Asda struggles despite growth in supermarket sales

DESPITE continued deflation, supermarket sales increased, though only some of the Big Four are capitalising on this growth according to Kantar Worldpanel.

An increase in grocery sales of 0.3% is benefiting Morrisons, but Asda is still struggling with consumer spend down 5.4% for the 12 weeks to 11 September 2016. market share was at 15.7%.

This comes after disastrous results for the Leeds-based grocery chain which showed seven consecutive quarters of sales decline, leading to the departure of chief executive Andy Clarke and parent company Walmart’s assurances that a turnaround would get underway.

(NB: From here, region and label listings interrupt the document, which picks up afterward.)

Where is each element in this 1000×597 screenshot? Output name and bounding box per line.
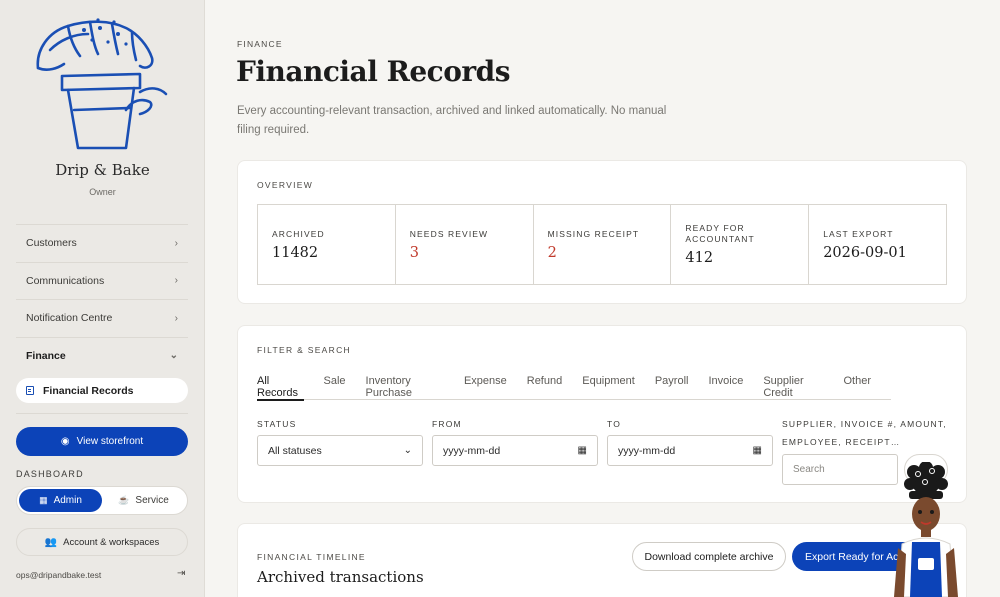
- tab-inventory-purchase[interactable]: Inventory Purchase: [366, 375, 444, 400]
- chevron-right-icon: ›: [174, 237, 178, 249]
- sidebar-item-customers[interactable]: Customers ›: [16, 224, 188, 262]
- tab-supplier-credit[interactable]: Supplier Credit: [763, 375, 823, 400]
- status-select[interactable]: All statuses ⌄: [257, 435, 423, 466]
- stat-missing-receipt: MISSING RECEIPT 2: [534, 205, 672, 284]
- tab-equipment[interactable]: Equipment: [582, 375, 635, 400]
- stat-last-export: LAST EXPORT 2026-09-01: [809, 205, 946, 284]
- search-label: SUPPLIER, INVOICE #, AMOUNT, EMPLOYEE, R…: [782, 419, 947, 447]
- sidebar-item-finance[interactable]: Finance ⌄: [16, 336, 188, 375]
- sidebar-item-label: Finance: [26, 349, 66, 362]
- search-input[interactable]: Search: [782, 454, 898, 485]
- stat-value: 412: [685, 250, 714, 266]
- brand-name: Drip & Bake: [55, 161, 150, 179]
- to-label: TO: [607, 419, 622, 429]
- cup-icon: ☕: [118, 495, 130, 505]
- calendar-icon: ▦: [752, 445, 762, 456]
- sidebar: Drip & Bake Owner Customers › Communicat…: [0, 0, 205, 597]
- timeline-label: FINANCIAL TIMELINE: [257, 552, 366, 562]
- stat-label: LAST EXPORT: [823, 228, 894, 239]
- stat-needs-review: NEEDS REVIEW 3: [396, 205, 534, 284]
- overview-label: OVERVIEW: [257, 180, 314, 190]
- page-description: Every accounting-relevant transaction, a…: [237, 105, 667, 136]
- document-icon: [26, 386, 34, 395]
- toggle-admin-label: Admin: [53, 495, 82, 506]
- sidebar-divider: [16, 413, 188, 414]
- to-date-input[interactable]: yyyy-mm-dd ▦: [607, 435, 773, 466]
- sidebar-item-notification-centre[interactable]: Notification Centre ›: [16, 299, 188, 337]
- account-workspaces-button[interactable]: 👥 Account & workspaces: [16, 528, 188, 556]
- sidebar-nav: Customers › Communications › Notificatio…: [16, 224, 188, 403]
- tab-payroll[interactable]: Payroll: [655, 375, 689, 400]
- timeline-title: Archived transactions: [257, 568, 424, 586]
- status-label: STATUS: [257, 419, 297, 429]
- search-placeholder: Search: [793, 464, 825, 475]
- eye-icon: ◉: [60, 436, 70, 447]
- view-storefront-label: View storefront: [76, 436, 144, 447]
- stat-value: 2: [547, 244, 557, 261]
- tab-expense[interactable]: Expense: [464, 375, 507, 400]
- page-eyebrow: FINANCE: [237, 39, 283, 49]
- user-role: Owner: [89, 187, 116, 197]
- overview-card: OVERVIEW ARCHIVED 11482 NEEDS REVIEW 3 M…: [237, 160, 967, 304]
- stat-archived: ARCHIVED 11482: [258, 205, 396, 284]
- user-email: ops@dripandbake.test: [16, 570, 102, 580]
- chevron-down-icon: ⌄: [403, 445, 412, 456]
- to-date-placeholder: yyyy-mm-dd: [618, 444, 676, 457]
- filter-label: FILTER & SEARCH: [257, 345, 351, 355]
- record-type-tabs: All Records Sale Inventory Purchase Expe…: [257, 375, 891, 401]
- chevron-right-icon: ›: [174, 275, 178, 287]
- stat-label: ARCHIVED: [272, 228, 325, 239]
- croissant-cup-logo: [36, 18, 168, 150]
- sidebar-item-communications[interactable]: Communications ›: [16, 261, 188, 300]
- stat-ready-for-accountant: READY FOR ACCOUNTANT 412: [671, 205, 810, 284]
- sidebar-item-label: Customers: [26, 237, 77, 250]
- tab-other[interactable]: Other: [843, 375, 871, 400]
- assistant-avatar[interactable]: [892, 462, 960, 597]
- stat-label: NEEDS REVIEW: [409, 228, 489, 239]
- view-storefront-button[interactable]: ◉ View storefront: [16, 427, 188, 456]
- status-select-value: All statuses: [268, 444, 322, 457]
- tab-all-records[interactable]: All Records: [257, 375, 304, 401]
- users-icon: 👥: [44, 536, 58, 548]
- filter-card: FILTER & SEARCH All Records Sale Invento…: [237, 325, 967, 503]
- logout-icon[interactable]: ⇥: [177, 568, 185, 579]
- from-label: FROM: [432, 419, 462, 429]
- overview-stats: ARCHIVED 11482 NEEDS REVIEW 3 MISSING RE…: [257, 204, 947, 285]
- sidebar-subitem-label: Financial Records: [43, 384, 134, 397]
- sidebar-subitem-financial-records[interactable]: Financial Records: [16, 378, 188, 403]
- account-workspaces-label: Account & workspaces: [63, 536, 160, 548]
- toggle-service-label: Service: [135, 495, 169, 506]
- dashboard-toggle: ▦ Admin ☕ Service: [16, 486, 188, 515]
- chevron-down-icon: ⌄: [169, 350, 178, 362]
- tab-sale[interactable]: Sale: [324, 375, 346, 400]
- from-date-placeholder: yyyy-mm-dd: [443, 444, 501, 457]
- page-title: Financial Records: [236, 55, 511, 88]
- toggle-admin[interactable]: ▦ Admin: [19, 489, 102, 512]
- download-archive-button[interactable]: Download complete archive: [632, 542, 786, 571]
- stat-value: 11482: [272, 244, 319, 261]
- timeline-card: FINANCIAL TIMELINE Archived transactions…: [237, 523, 967, 597]
- main-content: FINANCE Financial Records Every accounti…: [205, 0, 1000, 597]
- tab-refund[interactable]: Refund: [527, 375, 562, 400]
- grid-icon: ▦: [39, 495, 48, 505]
- stat-value: 3: [409, 244, 420, 261]
- stat-value: 2026-09-01: [823, 244, 907, 261]
- dashboard-label: DASHBOARD: [16, 469, 84, 479]
- toggle-service[interactable]: ☕ Service: [102, 489, 185, 512]
- tab-invoice[interactable]: Invoice: [708, 375, 743, 400]
- stat-label: READY FOR ACCOUNTANT: [685, 223, 755, 244]
- stat-label: MISSING RECEIPT: [547, 228, 640, 239]
- from-date-input[interactable]: yyyy-mm-dd ▦: [432, 435, 598, 466]
- calendar-icon: ▦: [577, 445, 587, 456]
- sidebar-item-label: Notification Centre: [26, 312, 113, 325]
- sidebar-item-label: Communications: [26, 274, 105, 287]
- chevron-right-icon: ›: [174, 312, 178, 324]
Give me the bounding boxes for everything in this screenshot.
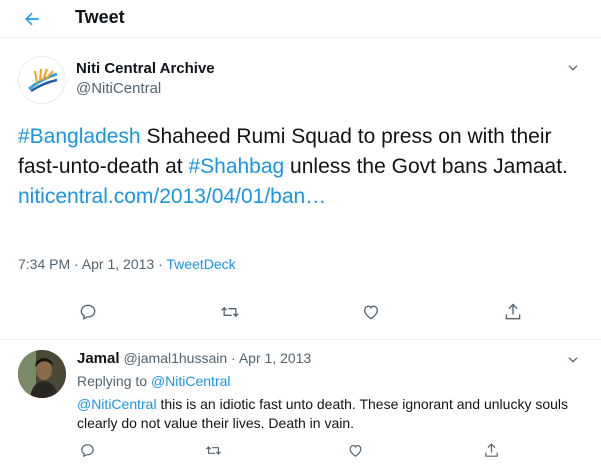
author-handle[interactable]: @NitiCentral bbox=[76, 80, 161, 97]
hashtag-link[interactable]: #Shahbag bbox=[188, 155, 284, 178]
reply-date[interactable]: Apr 1, 2013 bbox=[239, 350, 311, 366]
top-bar: Tweet bbox=[0, 0, 601, 38]
like-icon bbox=[364, 305, 378, 320]
author-name[interactable]: Niti Central Archive bbox=[76, 60, 215, 77]
page-title: Tweet bbox=[75, 7, 125, 27]
tweet-meta: 7:34 PM · Apr 1, 2013 · TweetDeck bbox=[18, 256, 236, 272]
tweet-text-part: unless the Govt bans Jamaat. bbox=[284, 155, 568, 178]
like-button[interactable] bbox=[359, 300, 383, 324]
avatar[interactable] bbox=[18, 350, 66, 398]
url-link[interactable]: niticentral.com/2013/04/01/ban… bbox=[18, 185, 326, 208]
main-tweet: Niti Central Archive @NitiCentral #Bangl… bbox=[0, 38, 601, 340]
reply-text: @NitiCentral this is an idiotic fast unt… bbox=[77, 395, 587, 433]
hashtag-link[interactable]: #Bangladesh bbox=[18, 125, 141, 148]
reply-header: Jamal @jamal1hussain · Apr 1, 2013 bbox=[77, 350, 311, 367]
share-icon bbox=[505, 303, 521, 320]
reply-share-button[interactable] bbox=[481, 440, 501, 460]
timestamp[interactable]: 7:34 PM · Apr 1, 2013 · bbox=[18, 256, 166, 272]
niti-central-logo-icon bbox=[28, 68, 58, 93]
tweet-text: #Bangladesh Shaheed Rumi Squad to press … bbox=[18, 122, 588, 212]
arrow-left-icon bbox=[25, 12, 39, 26]
replying-to: Replying to @NitiCentral bbox=[77, 373, 231, 389]
tweet-actions bbox=[0, 300, 601, 326]
reply-author-handle[interactable]: @jamal1hussain bbox=[123, 350, 227, 366]
avatar[interactable] bbox=[18, 56, 66, 104]
share-icon bbox=[484, 442, 498, 457]
reply-button[interactable] bbox=[76, 300, 100, 324]
retweet-button[interactable] bbox=[218, 300, 242, 324]
reply-like-button[interactable] bbox=[345, 440, 365, 460]
user-photo-icon bbox=[18, 350, 66, 398]
reply-icon bbox=[80, 304, 96, 320]
separator: · bbox=[227, 350, 239, 366]
reply-icon bbox=[80, 443, 94, 457]
retweet-icon bbox=[205, 445, 221, 455]
replying-to-link[interactable]: @NitiCentral bbox=[151, 373, 231, 389]
more-options-button[interactable] bbox=[563, 58, 583, 78]
share-button[interactable] bbox=[501, 300, 525, 324]
like-icon bbox=[349, 444, 361, 457]
reply-actions bbox=[0, 440, 601, 462]
source-link[interactable]: TweetDeck bbox=[166, 256, 235, 272]
retweet-icon bbox=[221, 306, 239, 318]
reply-retweet-button[interactable] bbox=[203, 440, 223, 460]
chevron-down-icon bbox=[568, 357, 578, 363]
chevron-down-icon bbox=[568, 65, 578, 71]
reply-tweet[interactable]: Jamal @jamal1hussain · Apr 1, 2013 Reply… bbox=[0, 340, 601, 471]
replying-to-label: Replying to bbox=[77, 373, 151, 389]
back-button[interactable] bbox=[20, 7, 44, 31]
reply-more-options-button[interactable] bbox=[563, 350, 583, 370]
reply-author-name[interactable]: Jamal bbox=[77, 350, 120, 367]
reply-reply-button[interactable] bbox=[77, 440, 97, 460]
mention-link[interactable]: @NitiCentral bbox=[77, 396, 157, 412]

Morrisons’ market share fell by 0.3 percentage points to 10.4%, but this is unlikely to dampen the spirits of the supermarket chain following stronger results in its trading update for the first half of 2016.

The fall is down to a reduced store portfolio, which it is making up for in the online sector, with shopper numbers up by 45% on last year.

Morrisons announced that it was back in profit in the first half of the year for the first time in four years earlier this month.

Underlying profit before tax was up 34.2% from the first half of the 2015/16 year, to £157m, and like-for-like sales (excluding fuel) were up 2.0%.

Revenues dipped slightly, down 0.4% to £8.03bn from £8.06bn last year, and chief executive David Potts said he was “pleased” with the progress of turnaround plans.

Analysts said its “back to basics” approach was helping the Bradford-based supermarket turn it around, after it signed a deal with Amazon, renegotiated its expensive Ocado deal and cut the prices of more than 4,000 products in store.

Lidl reached a market share high of 4.6% this period having grown by 9.5%, while Aldi increased sales by 11.6%.